Am I the only person who sees options (a) and (b) as doable but expensive, while option (c) is basically stupid, riddled with the potential for failure, and financially ruinous. I mean, seriously, how the fuck much does it cost to bankroll the theft of a warhead and a nuclear motherfucking submarine? (SPOILERS END.)
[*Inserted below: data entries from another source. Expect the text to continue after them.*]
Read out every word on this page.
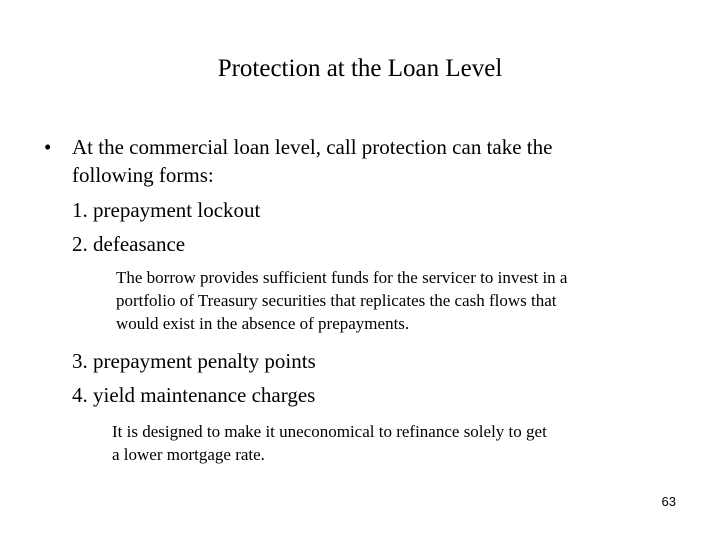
Protection at the Loan Level
• At the commercial loan level, call protection can take the
following forms:
1. prepayment lockout
2. defeasance
The borrow provides sufficient funds for the servicer to invest in a
portfolio of Treasury securities that replicates the cash flows that
would exist in the absence of prepayments.
3. prepayment penalty points
4. yield maintenance charges
It is designed to make it uneconomical to refinance solely to get
a lower mortgage rate.
63
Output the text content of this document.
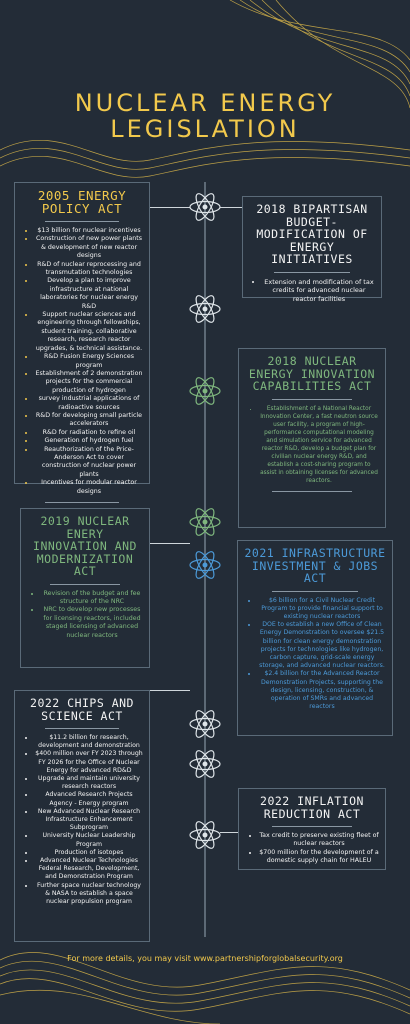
NUCLEAR ENERGY LEGISLATION
2005 ENERGY POLICY ACT
• $13 billion for nuclear incentives
• Construction of new power plants & development of new reactor designs
• R&D of nuclear reprocessing and transmutation technologies
• Develop a plan to improve infrastructure at national laboratories for nuclear energy R&D
• Support nuclear sciences and engineering through fellowships, student training, collaborative research, research reactor upgrades, & technical assistance.
• R&D Fusion Energy Sciences program
• Establishment of 2 demonstration projects for the commercial production of hydrogen
• survey industrial applications of radioactive sources
• R&D for developing small particle accelerators
• R&D for radiation to refine oil
• Generation of hydrogen fuel
• Reauthorization of the Price-Anderson Act to cover construction of nuclear power plants
• Incentives for modular reactor designs
2018 BIPARTISAN BUDGET-MODIFICATION OF ENERGY INITIATIVES
• Extension and modification of tax credits for advanced nuclear reactor facilities
2018 NUCLEAR ENERGY INNOVATION CAPABILITIES ACT
• Establishment of a National Reactor Innovation Center, a fast neutron source user facility, a program of high-performance computational modeling and simulation service for advanced reactor R&D, develop a budget plan for civilian nuclear energy R&D, and establish a cost-sharing program to assist in obtaining licenses for advanced reactors.
2019 NUCLEAR ENERY INNOVATION AND MODERNIZATION ACT
• Revision of the budget and fee structure of the NRC
• NRC to develop new processes for licensing reactors, included staged licensing of advanced nuclear reactors
2021 INFRASTRUCTURE INVESTMENT & JOBS ACT
• $6 billion for a Civil Nuclear Credit Program to provide financial support to existing nuclear reactors
• DOE to establish a new Office of Clean Energy Demonstration to oversee $21.5 billion for clean energy demonstration projects for technologies like hydrogen, carbon capture, grid-scale energy storage, and advanced nuclear reactors.
• $2.4 billion for the Advanced Reactor Demonstration Projects, supporting the design, licensing, construction, & operation of SMRs and advanced reactors
2022 CHIPS AND SCIENCE ACT
• $11.2 billion for research, development and demonstration
• $400 million over FY 2023 through FY 2026 for the Office of Nuclear Energy for advanced RD&D
• Upgrade and maintain university research reactors
• Advanced Research Projects Agency - Energy program
• New Advanced Nuclear Research Infrastructure Enhancement Subprogram
• University Nuclear Leadership Program
• Production of isotopes
• Advanced Nuclear Technologies Federal Research, Development, and Demonstration Program
• Further space nuclear technology & NASA to establish a space nuclear propulsion program
2022 INFLATION REDUCTION ACT
• Tax credit to preserve existing fleet of nuclear reactors
• $700 million for the development of a domestic supply chain for HALEU
For more details, you may visit www.partnershipforglobalsecurity.org
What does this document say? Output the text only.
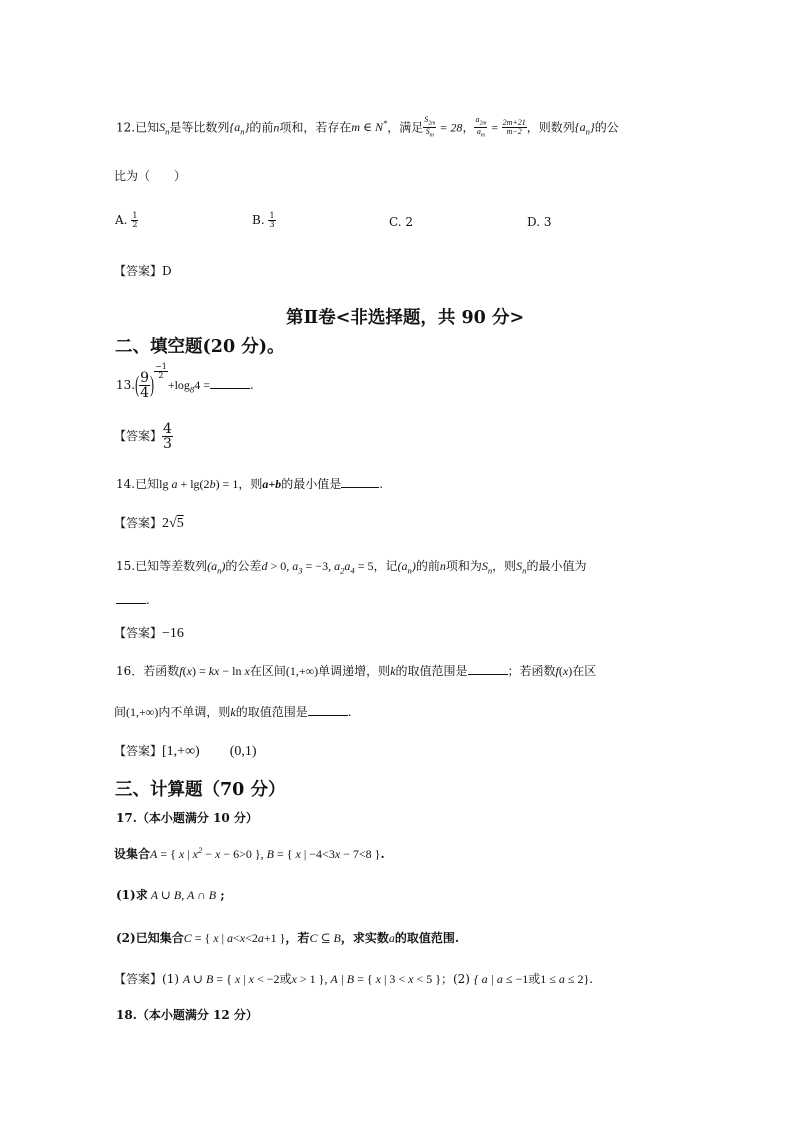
12.已知$S_n$是等比数列$\{a_n\}$的前n项和，若存在m ∈ N*，满足 $\frac{S_{2m}}{S_m} = 28$， $\frac{a_{2m}}{a_m} = \frac{2m+21}{m-2}$ ，则数列$\{a_n\}$的公
比为（　　）
A. $\frac{1}{2}$	B. $\frac{1}{3}$	C. 2	D. 3
【答案】D
第Ⅱ卷<非选择题，共 90 分>
二、填空题(20 分)。
$13.( \frac{9}{4}$ ) $^{\frac{-1}{2}}$
$+\log_84$ =	.
【答案】 $\frac{4}{3}$
14.已知lg a + lg(2b) = 1，则a+b的最小值是	.
【答案】2√5
15.已知等差数列$(a_n)$的公差d > 0, $a_3 = -3$, $a_2a_4 = 5$，记$(a_n)$的前n项和为$S_n$，则$S_n$的最小值为
.
【答案】−16
16．若函数f(x) = kx − ln x在区间(1,+∞)单调递增，则k的取值范围是	；若函数f(x)在区
间(1,+∞)内不单调，则k的取值范围是	.
【答案】[1,+∞) (0,1)
三、计算题（70 分）
17.（本小题满分 10 分）
设集合A = { x | $x^2 - x - 6>0$ }, B = { x | −4<3x − 7<8 }.
(1)求 A ∪ B, A ∩ B ;
(2)已知集合C = { x | a<x<2a+1 }，若C ⊆ B，求实数a的取值范围.
【答案】(1) A ∪ B = { x | x < −2或x > 1 }, A | B = { x | 3 < x < 5 }；(2) { a | a ≤ −1或1 ≤ a ≤ 2}.
18.（本小题满分 12 分）
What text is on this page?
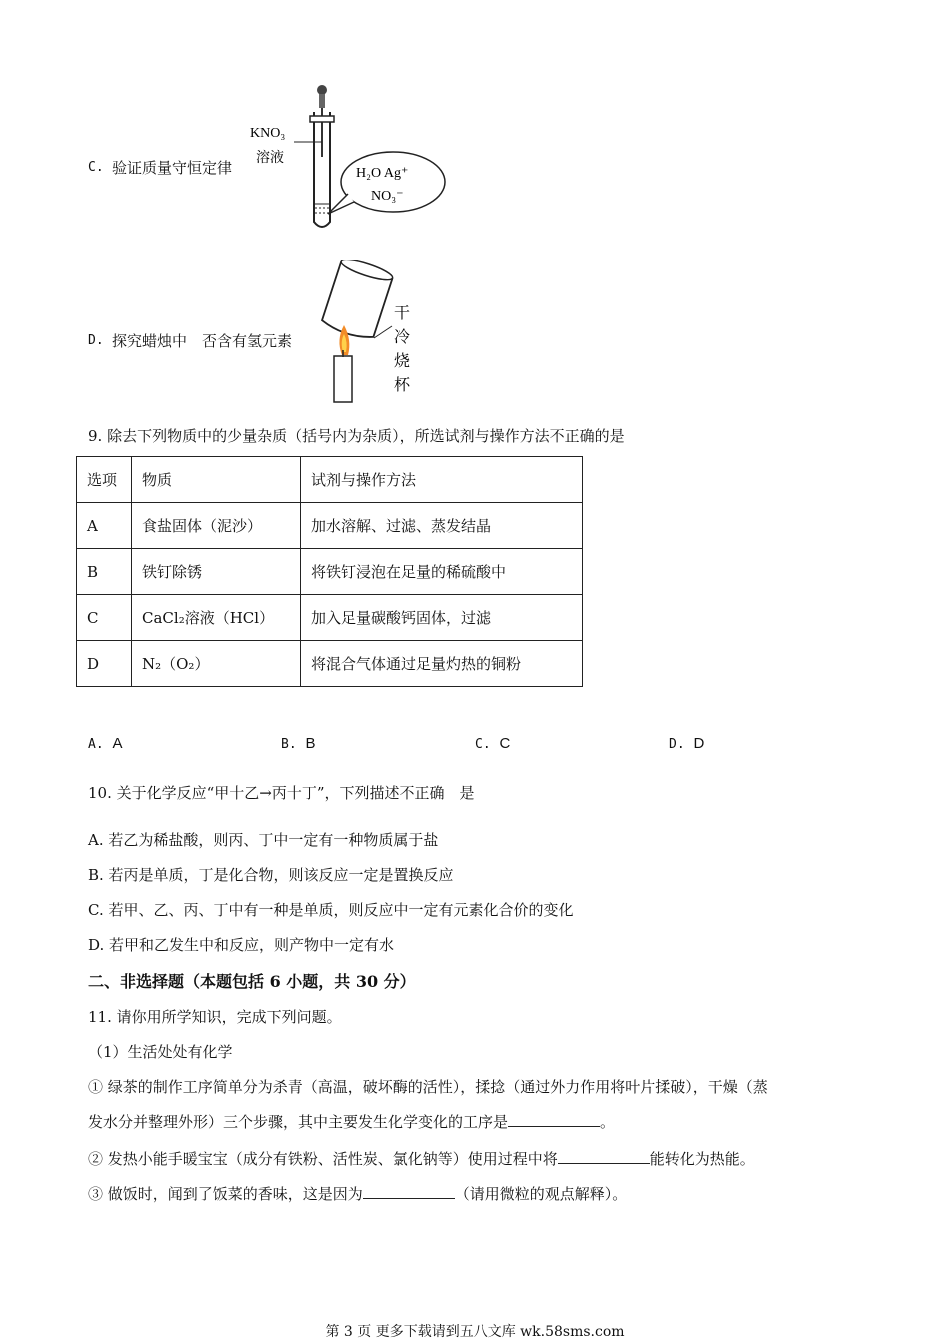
C. 验证质量守恒定律
KNO₃
溶液
H₂O Ag⁺
NO₃⁻
D. 探究蜡烛中　否含有氢元素
干
冷
烧
杯
9. 除去下列物质中的少量杂质（括号内为杂质），所选试剂与操作方法不正确的是
选项	物质	试剂与操作方法
A	食盐固体（泥沙）	加水溶解、过滤、蒸发结晶
B	铁钉除锈	将铁钉浸泡在足量的稀硫酸中
C	CaCl₂溶液（HCl）	加入足量碳酸钙固体，过滤
D	N₂（O₂）	将混合气体通过足量灼热的铜粉
A. A	B. B	C. C	D. D
10. 关于化学反应“甲十乙→丙十丁”，下列描述不正确　是
A. 若乙为稀盐酸，则丙、丁中一定有一种物质属于盐
B. 若丙是单质，丁是化合物，则该反应一定是置换反应
C. 若甲、乙、丙、丁中有一种是单质，则反应中一定有元素化合价的变化
D. 若甲和乙发生中和反应，则产物中一定有水
二、非选择题（本题包括 6 小题，共 30 分）
11. 请你用所学知识，完成下列问题。
（1）生活处处有化学
① 绿茶的制作工序简单分为杀青（高温，破坏酶的活性），揉捻（通过外力作用将叶片揉破），干燥（蒸
发水分并整理外形）三个步骤，其中主要发生化学变化的工序是	。
② 发热小能手暖宝宝（成分有铁粉、活性炭、氯化钠等）使用过程中将	能转化为热能。
③ 做饭时，闻到了饭菜的香味，这是因为	（请用微粒的观点解释）。
第 3 页 更多下载请到五八文库 wk.58sms.com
Granted, suspension of disbelief goes hand in hand with the Bond aesthetic. Hey, I’m a guy who’s down with a fully kitted-out secret base in a volcano, for Pete’s sake! But the plot of ‘The World is Not Enough’ (and the illogic behind it) goes beyond suspension of disbelief. In a world of corporationism, where hostile takeovers are entirely legal, where financial chicanery, bribes and corruption are an accepted part of the way business is done, the idea that you’d have to destroy Istanbul in order to get an unfair advantage over the competition is not only ludicrous, but a concept that would have your average CEO – a cohort of bought-and-paid-for politicians in his pocket and the dirtiest lawyers in the business on speed-dial – pissing his pants at the waste of time and effort in achieving a fairly simple outcome.

I’ve struggled with ‘TWiNE’ writing this review: excepting the speedboat chase, I can find little or no reason not to rank it firmly alongside previous franchise low points ‘The Man with the Golden Gun’, ‘Moonraker’ and ‘A View to a Kill’. Actually, being fair, I can find two reasons: (i) it’s the final Bond movie to give us the marvellously wintry interplay between Bond and Q (at least as played by Desmond Llewellyn; the character returns in ‘Skyfall’ in the person of Ben Wishaw); and (ii) I know that’s it’s followed by ‘Die Another Day’ and the sins of ‘The World is Not Enough’ suddenly take on a forgivable hue in the knowledge of what’s to come.

2 comments:

Bryce Wilson said...

Thanks for giving this film the kick in the taint it deserves. For me this is my personal pick for worst of the series. Partially because the pre credit sequence makes everything hurt so much worse by comparison and partially because it is the only Bond film to actually fucking bore me.

Unknown said...

I'm with you guys all the way on this one. It's my pick for worst Bond too just because it's so unforgivably boring. The climax in the submerged submarine is simply life-draining to watch and there is for me a sense of smug complacency about the whole film that makes it impossible to like. This situation would worsen in the dreadful, dreary "Die another day", though even that film has at least one or two bright(ish) moments in the first hour that put it a slight notch above this one.